I - Trata-se de ação de cobrança cumulada com pedido de revogação de mandato e tutela de urgência ajuizada por Larissa Sayuri Abe da Silva em face de Fabio Arruda de Barros.
A autora narra que financiou e vendeu ao réu o caminhão Mercedes-Benz/Actros 2646LS6X4, placa PXT6F55, mediante pagamento de entrada de R$ 70.000,00 representada pelo cheque nº 000012, o qual teria sido devolvido pelo motivo 14 em razão de preenchimento irregular deliberado pelo requerido. Aduz que outorgou procuração pública para transferência do veículo, mas, diante do inadimplemento e da quebra de confiança, postula a cobrança do valor correspondente e a revogação do mandato com concessão de tutela de urgência.
O exame da petição inicial e dos documentos que a instruem evidencia a necessidade de regularização formal e saneamento de vícios que obstam o regular prosseguimento do feito, nos termos dos arts. 320 e 321 do Código de Processo Civil.
No que tange à legitimidade ativa e à relação jurídica material controvertida, observa-se que a certidão da procuração pública indica expressamente como outorgante a pessoa jurídica LD LOG TRANSPORTES E COMÉRCIO LTDA - ME (CNPJ nº 44.851.601/0001-83), representada por sua sócia Larissa Sayuri Abe da Silva, conferindo poderes ao réu para transacionar o veículo Mercedes-Benz/Actros 2646LS6X4, placa PXT6F55. Como a pretensão deduzida abrange a revogação do aludido mandato e a cobrança decorrente do negócio de venda do bem, impõe-se a regularização do polo ativo para inclusão da pessoa jurídica e a juntada do Certificado de Registro e Licenciamento de Veículo (CRLV) ou extrato do órgão de trânsito, a fim de comprovar documentalmente a propriedade do caminhão.
Ante o exposto, com fundamento no art. 321, caput, do Código de Processo Civil, DETERMINO à parte autora que, no prazo de 15 (quinze) dias, emende a petição inicial para promover a regularização do polo ativo e da representação processual da outorgante LD LOG TRANSPORTES E COMÉRCIO LTDA - ME, haja vista que a procuração cuja revogação se pretende foi outorgada pela pessoa jurídica, bem como juntar o documento do veículo para esclarecimento da relação material, sob pena de indeferimento da petição inicial, na forma do art. 321, parágrafo único, cumulado com o art. 330, IV, do Código de Processo Civil.
II - Quanto ao pedido de concessão de gratuidade da justiça formulado, o artigo 5º, inciso LXXIV, da Constituição Federal, dispõe "o Estado prestará assistência jurídica integral e gratuita aos que comprovarem insuficiência de recursos".
Já o artigo 98, caput, do novo Código de Processo Civil, estabelece que "a pessoa natural ou jurídica, brasileira ou estrangeira, com insuficiência de recursos para pagar a custas, as despesas processuais e os honorários advocatícios tem direito à gratuidade da justiça, na forma da lei".
Embora para a concessão da gratuidade não se exija o estado de miséria absoluta, é necessária a comprovação da impossibilidade de arcar com as custas e despesas do processo sem prejuízo de seu sustento próprio ou de sua família.

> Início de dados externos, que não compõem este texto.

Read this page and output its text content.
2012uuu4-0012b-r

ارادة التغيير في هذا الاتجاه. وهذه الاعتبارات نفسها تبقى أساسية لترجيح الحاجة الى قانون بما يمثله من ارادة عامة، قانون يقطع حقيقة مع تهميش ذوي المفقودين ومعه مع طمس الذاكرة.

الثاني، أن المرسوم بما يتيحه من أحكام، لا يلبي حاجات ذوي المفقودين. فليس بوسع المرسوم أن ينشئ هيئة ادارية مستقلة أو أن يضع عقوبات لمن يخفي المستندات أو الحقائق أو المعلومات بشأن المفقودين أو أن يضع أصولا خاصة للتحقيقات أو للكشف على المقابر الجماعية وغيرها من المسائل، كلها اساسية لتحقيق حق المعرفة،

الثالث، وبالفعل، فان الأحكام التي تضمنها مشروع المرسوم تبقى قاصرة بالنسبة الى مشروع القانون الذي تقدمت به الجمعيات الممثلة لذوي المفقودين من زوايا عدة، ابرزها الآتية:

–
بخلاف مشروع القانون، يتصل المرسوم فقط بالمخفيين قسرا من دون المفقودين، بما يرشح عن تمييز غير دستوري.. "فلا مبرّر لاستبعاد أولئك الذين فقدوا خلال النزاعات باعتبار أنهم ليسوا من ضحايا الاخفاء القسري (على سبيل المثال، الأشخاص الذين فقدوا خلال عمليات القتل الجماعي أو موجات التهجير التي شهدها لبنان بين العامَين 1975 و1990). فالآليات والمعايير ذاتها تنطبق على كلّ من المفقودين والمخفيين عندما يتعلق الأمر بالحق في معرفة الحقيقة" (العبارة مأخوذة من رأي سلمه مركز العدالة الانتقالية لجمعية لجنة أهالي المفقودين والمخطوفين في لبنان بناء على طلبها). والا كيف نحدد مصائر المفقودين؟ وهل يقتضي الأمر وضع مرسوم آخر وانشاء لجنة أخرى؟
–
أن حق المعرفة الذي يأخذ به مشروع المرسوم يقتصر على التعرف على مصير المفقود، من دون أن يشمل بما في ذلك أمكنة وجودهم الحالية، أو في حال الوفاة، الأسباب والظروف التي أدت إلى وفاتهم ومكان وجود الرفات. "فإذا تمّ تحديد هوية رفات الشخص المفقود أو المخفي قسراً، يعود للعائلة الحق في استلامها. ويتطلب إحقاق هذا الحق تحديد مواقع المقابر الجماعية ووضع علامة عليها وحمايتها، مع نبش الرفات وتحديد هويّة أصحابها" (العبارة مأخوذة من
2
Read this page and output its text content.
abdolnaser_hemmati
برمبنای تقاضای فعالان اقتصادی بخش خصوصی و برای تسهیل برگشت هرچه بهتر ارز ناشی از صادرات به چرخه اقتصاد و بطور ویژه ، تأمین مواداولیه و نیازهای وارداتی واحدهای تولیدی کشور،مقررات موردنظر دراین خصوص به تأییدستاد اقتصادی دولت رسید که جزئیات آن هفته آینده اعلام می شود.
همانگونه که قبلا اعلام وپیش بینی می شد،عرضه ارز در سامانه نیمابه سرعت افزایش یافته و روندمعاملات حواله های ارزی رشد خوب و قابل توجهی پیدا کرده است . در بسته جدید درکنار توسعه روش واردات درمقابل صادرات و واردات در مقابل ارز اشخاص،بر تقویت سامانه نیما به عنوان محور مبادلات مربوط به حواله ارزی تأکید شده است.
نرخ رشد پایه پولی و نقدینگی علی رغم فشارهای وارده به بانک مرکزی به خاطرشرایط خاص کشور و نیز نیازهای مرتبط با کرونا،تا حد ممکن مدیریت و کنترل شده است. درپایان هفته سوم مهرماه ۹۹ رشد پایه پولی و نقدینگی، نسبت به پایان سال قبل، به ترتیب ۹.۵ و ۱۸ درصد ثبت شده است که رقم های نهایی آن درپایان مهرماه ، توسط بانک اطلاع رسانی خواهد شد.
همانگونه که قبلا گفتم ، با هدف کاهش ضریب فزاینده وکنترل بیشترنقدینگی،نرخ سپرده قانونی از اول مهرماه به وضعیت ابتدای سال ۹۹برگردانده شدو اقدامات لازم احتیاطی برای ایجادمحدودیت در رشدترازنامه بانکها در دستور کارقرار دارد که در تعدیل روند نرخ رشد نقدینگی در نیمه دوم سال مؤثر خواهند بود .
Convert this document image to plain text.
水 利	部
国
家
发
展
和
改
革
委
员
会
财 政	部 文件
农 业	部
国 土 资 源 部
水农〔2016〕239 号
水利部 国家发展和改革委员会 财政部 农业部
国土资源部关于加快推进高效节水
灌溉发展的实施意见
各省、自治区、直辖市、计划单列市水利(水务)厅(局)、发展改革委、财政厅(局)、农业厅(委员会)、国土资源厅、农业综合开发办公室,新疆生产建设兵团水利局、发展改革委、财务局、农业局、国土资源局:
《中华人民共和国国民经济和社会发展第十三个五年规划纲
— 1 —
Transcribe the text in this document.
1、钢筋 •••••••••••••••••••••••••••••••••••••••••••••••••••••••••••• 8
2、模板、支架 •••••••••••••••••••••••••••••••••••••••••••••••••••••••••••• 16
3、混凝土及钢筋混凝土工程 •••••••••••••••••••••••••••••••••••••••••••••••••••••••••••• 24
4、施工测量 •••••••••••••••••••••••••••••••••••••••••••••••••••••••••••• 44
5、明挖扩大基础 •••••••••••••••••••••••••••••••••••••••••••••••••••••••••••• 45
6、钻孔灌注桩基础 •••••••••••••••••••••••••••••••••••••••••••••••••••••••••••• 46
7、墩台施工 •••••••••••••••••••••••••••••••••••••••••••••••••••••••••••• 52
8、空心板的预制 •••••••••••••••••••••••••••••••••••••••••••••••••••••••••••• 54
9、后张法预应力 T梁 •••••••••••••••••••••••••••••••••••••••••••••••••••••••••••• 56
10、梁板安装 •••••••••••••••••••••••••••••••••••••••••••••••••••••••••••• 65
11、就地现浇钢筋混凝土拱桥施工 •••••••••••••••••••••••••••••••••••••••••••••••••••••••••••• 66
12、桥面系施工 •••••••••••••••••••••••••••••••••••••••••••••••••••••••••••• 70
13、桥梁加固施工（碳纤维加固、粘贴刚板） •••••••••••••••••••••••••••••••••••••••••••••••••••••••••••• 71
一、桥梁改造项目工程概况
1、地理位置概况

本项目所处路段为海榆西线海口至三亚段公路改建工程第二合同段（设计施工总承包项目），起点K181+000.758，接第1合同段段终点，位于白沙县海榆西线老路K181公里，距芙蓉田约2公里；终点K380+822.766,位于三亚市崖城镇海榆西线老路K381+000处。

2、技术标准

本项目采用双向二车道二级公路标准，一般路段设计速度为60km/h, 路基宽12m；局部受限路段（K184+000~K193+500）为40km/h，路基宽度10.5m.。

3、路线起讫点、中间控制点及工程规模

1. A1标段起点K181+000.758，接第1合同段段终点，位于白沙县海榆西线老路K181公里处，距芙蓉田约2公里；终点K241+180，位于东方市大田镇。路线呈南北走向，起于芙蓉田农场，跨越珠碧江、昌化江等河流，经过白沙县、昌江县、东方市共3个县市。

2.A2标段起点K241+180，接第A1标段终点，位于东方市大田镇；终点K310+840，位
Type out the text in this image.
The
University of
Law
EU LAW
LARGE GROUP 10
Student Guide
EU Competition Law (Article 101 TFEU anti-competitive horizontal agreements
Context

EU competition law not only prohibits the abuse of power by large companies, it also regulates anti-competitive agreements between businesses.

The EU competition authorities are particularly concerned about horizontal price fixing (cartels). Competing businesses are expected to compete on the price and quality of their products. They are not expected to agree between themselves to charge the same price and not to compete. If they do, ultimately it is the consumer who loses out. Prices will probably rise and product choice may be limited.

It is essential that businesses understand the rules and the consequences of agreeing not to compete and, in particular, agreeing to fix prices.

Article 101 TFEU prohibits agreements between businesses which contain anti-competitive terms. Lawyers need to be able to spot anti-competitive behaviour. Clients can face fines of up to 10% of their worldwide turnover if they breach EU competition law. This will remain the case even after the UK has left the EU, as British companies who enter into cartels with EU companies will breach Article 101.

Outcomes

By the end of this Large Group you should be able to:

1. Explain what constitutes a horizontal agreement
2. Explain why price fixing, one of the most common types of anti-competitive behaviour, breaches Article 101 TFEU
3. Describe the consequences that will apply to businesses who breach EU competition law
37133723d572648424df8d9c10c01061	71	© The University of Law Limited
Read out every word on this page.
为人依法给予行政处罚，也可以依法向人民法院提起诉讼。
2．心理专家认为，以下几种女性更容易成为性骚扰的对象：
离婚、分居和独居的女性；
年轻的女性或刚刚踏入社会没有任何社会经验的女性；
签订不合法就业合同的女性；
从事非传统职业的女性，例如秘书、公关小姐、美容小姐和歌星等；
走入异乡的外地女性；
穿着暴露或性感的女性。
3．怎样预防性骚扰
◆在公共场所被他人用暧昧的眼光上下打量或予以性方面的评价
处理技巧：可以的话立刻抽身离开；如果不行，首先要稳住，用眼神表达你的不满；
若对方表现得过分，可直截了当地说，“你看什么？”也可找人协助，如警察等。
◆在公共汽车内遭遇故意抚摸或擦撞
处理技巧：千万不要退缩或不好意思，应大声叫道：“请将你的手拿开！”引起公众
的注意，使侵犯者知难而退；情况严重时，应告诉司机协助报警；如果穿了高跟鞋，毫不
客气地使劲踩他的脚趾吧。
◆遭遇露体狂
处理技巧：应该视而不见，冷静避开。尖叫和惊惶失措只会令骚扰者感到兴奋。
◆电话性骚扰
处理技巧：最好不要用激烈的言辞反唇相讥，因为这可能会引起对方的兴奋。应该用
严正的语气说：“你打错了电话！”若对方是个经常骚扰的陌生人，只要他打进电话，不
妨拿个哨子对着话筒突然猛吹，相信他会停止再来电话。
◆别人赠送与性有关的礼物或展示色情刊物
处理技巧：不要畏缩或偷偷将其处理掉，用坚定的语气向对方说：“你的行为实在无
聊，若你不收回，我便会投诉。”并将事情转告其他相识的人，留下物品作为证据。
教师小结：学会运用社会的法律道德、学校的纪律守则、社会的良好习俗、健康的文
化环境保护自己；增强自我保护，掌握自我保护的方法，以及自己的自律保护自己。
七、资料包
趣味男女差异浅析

A declaração de pobreza, por sua vez, estabelece mera presunção relativa da hipossuficiência, que cede ante outros elementos que sirvam para indicar a capacidade financeira.
Assim, a fim de ser apreciado o pedido de concessão dos benefícios da Justiça Gratuita, concedo à parte requerente o prazo de 15 (quinze) dias úteis para comprovar, através da juntada de documentos, a sua renda mensal, bem como o seu estado de hipossuficiência financeira para arcar com as custas processuais, sem prejuízo do sustento próprio e da sua família, sob pena de indeferimento do benefício, devendo apresentar:
a) cópia da Carteira de Trabalho e de seus últimos 3 (três) demonstrativos de salário ou benefício previdenciário, bem como de seu cônjuge ou companheiro(a);
b) cópia das últimas duas (2) declarações do imposto de renda;
c) certidão negativa do Cartório de Registro de Imóveis;
d) certidão negativa da CIRETRAN;
e) extratos de contas corrente/poupança/aplicações.
Nesse sentido a jurisprudência, in verbis:
“I. É entendimento desta Corte que “pelo sistema legal vigente, faz jus a parte aos benefícios da assistência judiciária, mediante simples afirmação, na própria petição, de que não está em condições de pagar as custas do processo e os honorários de advogado, sem prejuízo próprio ou de sua família (Lei n. 1.060/50, art. 4º), ressalvado ao juiz, no entanto, indeferir a pretensão se tiver fundadas e motivadas razões para isso (art. 5°)” (AgRgAg n° 216.921/RJ, Quarta Turma, Relator o Senhor Ministro Sálvio de Figueiredo Teixeira, DJ de 15/5/2000).
II “Havendo dúvida da veracidade das alegações do beneficiário, nada impede que o magistrado ordene a comprovação do estado de miserabilidade. a fim de avaliar as condições para o deferimento ou não da assistência judiciária.” (AgRg nos Edcl no AG n. 664.435, Primeira Turma, Relator o Senhor Ministro Teori Albino Zavascki, DJ de 01/07/2005).” (STJ-4ª Turma, AgRg no Ag 714359/SP, rei. Min. Aldir Passarinho Junior, v.u., j. 06/06/2006, DJ 07.08.2006 p. 231, conforme site do Eg. STJ).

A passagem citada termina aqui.